POPs are mostly pesticides like DDT, later shown to have dangerous side-effects on birds and humans. Larsson noted that the inventor of DDT, Paul Hermann Mueller of Switzerland, won the 1948 Nobel Prize for Medicine.
The poisons linger in the environment for decades and build up in the fatty tissues of people and animals, damaging immune systems, causing cancers or even lowering sperm counts.
Earlier, Swedish Prime Minister Goran Persson, whose country holds the European Union presidency, hailed the treaty as a first step to control toxic human-made substances.
"We have to go further," he added. "Dangerous substances must be replaced by harmless ones step by step. If there is the least suspicion that new chemicals have dangerous characteristics it is better to reject them."
EU Environment Commissioner Margot Wallstrom said new chemicals would be added to the list of outlawed POPs in coming years despite U.S. worries about costs to industry.
"Even though the United States is frightened that new chemicals will be added, this is of course what will happen," she told a news conference.
Police guarded the conference centre in central Stockholm, but there were no protesters in the bright spring sunshine.
The treaty has the support of environmental groups including Greenpeace and the World Wide Fund for Nature. Greenpeace activists demonstrated yesterday against lingering emissions in Sweden and Britain.
INUIT, PENGUINS HIT BY POPS
POPs are swept around the world by winds and ocean currents and have been found in Antarctic penguins or Arctic polar bears.
Nine of the POPs are pesticides - DDT, aldrin, chlordane, dieldrin, endrin, heptachlor, hexachlorobenzene, mirex and toxaphene. They also comprise industrial chemicals PCBs (polychlorinated biphenyls) and industrial waste products dioxins and furans.

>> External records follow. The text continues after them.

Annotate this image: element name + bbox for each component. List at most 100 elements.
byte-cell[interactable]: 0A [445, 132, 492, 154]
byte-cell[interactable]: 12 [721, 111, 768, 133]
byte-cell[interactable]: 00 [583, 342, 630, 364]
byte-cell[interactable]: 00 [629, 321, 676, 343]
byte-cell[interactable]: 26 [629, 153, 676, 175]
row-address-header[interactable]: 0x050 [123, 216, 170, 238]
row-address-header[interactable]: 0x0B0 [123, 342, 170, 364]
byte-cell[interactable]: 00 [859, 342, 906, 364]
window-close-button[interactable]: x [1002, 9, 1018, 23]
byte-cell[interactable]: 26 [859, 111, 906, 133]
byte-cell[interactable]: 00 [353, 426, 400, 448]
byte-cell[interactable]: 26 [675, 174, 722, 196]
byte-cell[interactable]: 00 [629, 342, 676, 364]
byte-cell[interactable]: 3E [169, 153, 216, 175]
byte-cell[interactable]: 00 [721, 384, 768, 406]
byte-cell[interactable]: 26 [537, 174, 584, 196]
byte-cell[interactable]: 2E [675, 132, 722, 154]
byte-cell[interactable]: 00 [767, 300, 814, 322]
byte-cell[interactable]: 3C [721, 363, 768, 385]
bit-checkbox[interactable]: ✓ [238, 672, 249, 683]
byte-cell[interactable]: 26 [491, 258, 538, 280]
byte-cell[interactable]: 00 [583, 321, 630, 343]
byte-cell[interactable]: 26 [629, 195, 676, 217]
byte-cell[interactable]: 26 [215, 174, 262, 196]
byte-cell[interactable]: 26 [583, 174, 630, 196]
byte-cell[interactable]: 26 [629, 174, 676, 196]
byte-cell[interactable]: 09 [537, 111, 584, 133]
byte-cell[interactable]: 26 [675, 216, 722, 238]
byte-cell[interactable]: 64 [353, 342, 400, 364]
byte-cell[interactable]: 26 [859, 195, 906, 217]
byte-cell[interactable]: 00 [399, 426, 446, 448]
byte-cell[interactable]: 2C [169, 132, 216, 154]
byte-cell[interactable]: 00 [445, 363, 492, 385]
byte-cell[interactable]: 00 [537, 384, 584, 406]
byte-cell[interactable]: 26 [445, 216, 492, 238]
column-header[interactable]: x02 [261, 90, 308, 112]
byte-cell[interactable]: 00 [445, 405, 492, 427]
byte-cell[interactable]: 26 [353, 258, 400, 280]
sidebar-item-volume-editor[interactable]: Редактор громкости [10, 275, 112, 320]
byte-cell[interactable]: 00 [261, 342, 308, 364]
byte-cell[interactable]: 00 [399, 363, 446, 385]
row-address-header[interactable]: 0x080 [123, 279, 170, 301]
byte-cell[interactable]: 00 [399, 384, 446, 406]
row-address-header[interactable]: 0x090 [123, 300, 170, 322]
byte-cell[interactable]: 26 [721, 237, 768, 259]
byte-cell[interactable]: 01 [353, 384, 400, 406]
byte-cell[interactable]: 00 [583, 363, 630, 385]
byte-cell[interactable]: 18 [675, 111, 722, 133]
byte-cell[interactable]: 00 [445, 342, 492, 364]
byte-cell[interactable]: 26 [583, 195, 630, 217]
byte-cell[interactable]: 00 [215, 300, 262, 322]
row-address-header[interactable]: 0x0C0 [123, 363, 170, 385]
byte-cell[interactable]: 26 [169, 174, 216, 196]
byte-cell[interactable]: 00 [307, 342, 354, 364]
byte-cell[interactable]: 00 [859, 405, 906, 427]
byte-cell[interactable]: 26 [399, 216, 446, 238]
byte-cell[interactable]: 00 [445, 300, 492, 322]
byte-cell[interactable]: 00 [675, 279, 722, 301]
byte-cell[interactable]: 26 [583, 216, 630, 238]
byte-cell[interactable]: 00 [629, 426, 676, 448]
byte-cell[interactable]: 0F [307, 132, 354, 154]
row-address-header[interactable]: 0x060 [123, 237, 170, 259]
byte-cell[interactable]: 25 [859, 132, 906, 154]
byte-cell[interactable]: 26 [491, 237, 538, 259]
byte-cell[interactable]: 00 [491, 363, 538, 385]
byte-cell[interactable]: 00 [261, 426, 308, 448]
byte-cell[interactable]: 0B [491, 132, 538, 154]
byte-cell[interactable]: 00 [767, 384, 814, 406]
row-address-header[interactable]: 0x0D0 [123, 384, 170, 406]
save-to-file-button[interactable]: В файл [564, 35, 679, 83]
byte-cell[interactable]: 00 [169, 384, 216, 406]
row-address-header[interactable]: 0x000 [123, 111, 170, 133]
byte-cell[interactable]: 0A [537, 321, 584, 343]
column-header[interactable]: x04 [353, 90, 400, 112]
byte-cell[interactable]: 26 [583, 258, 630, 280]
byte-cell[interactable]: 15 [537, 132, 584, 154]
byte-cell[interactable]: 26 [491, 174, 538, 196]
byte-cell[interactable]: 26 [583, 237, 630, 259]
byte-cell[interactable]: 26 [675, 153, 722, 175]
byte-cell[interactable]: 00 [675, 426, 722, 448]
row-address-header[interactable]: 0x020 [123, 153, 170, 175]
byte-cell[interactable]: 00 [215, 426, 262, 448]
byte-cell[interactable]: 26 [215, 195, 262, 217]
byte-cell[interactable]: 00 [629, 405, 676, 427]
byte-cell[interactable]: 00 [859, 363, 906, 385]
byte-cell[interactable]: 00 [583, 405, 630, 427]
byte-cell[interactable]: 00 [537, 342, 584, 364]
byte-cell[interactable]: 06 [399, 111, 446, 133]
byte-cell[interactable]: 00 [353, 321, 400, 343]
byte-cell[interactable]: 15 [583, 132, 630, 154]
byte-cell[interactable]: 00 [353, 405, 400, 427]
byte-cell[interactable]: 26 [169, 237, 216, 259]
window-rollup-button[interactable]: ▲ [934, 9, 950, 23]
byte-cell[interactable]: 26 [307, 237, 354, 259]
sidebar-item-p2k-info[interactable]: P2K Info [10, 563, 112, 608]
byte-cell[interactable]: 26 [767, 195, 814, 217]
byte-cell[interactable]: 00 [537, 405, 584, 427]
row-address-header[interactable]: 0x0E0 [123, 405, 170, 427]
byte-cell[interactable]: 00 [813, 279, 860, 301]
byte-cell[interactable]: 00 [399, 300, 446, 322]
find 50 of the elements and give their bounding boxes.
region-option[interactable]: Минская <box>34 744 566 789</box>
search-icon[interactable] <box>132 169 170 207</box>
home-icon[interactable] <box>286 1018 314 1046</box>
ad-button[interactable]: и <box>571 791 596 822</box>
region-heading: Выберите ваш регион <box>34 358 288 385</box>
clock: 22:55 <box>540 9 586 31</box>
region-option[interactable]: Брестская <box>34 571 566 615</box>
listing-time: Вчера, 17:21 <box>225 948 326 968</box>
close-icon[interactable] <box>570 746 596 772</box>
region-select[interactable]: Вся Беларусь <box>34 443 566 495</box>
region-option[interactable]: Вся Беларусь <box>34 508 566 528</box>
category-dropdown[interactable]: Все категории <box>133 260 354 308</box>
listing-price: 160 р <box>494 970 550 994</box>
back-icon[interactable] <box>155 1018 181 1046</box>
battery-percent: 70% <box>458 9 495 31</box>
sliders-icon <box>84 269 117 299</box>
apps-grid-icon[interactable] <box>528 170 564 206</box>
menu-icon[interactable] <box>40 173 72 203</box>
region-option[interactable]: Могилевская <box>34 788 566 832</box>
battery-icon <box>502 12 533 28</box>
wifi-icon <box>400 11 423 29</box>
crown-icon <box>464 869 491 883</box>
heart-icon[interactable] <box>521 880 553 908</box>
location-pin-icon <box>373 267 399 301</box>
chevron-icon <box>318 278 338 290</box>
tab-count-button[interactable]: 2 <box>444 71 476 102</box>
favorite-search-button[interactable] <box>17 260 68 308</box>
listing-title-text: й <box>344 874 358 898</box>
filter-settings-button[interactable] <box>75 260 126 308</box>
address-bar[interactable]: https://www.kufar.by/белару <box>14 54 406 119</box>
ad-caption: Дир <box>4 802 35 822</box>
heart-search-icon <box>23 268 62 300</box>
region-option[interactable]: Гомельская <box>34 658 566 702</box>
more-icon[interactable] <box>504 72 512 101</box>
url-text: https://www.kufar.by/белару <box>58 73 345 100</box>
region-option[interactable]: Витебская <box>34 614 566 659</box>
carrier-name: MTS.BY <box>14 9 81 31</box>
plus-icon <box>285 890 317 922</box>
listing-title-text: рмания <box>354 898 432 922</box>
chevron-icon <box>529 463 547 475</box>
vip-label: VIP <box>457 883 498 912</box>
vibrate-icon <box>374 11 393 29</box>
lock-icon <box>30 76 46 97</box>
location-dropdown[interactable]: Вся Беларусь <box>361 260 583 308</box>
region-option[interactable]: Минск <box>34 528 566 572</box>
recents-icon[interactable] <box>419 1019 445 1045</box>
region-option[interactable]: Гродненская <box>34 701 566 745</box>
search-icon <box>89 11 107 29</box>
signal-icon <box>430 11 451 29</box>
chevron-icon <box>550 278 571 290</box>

Most will be banned immediately although some exemptions have been agreed - DDT, for instance, will still be used as an insecticide to control malaria in developing nations.
U.N. Secretary-General Kofi Annan, in a message read to delegates, said the treaty "will make the world a safer place" and urged nations to ratify as quickly as possible.
The treaty will be signed by delegates on Wednesday and has to be ratified by at least 50 governments before it enters into force. That could take several years.
Larsson hit out at U.S. President George Bush for abandoning the 1997 Kyoto treaty aimed at limiting emissions of greenhouse gases and for coming up with a plan last week to boost production of coal, oil and nuclear power.
"I'm very disappointed that we can't continue to work globally with the Kyoto process," he told a news conference.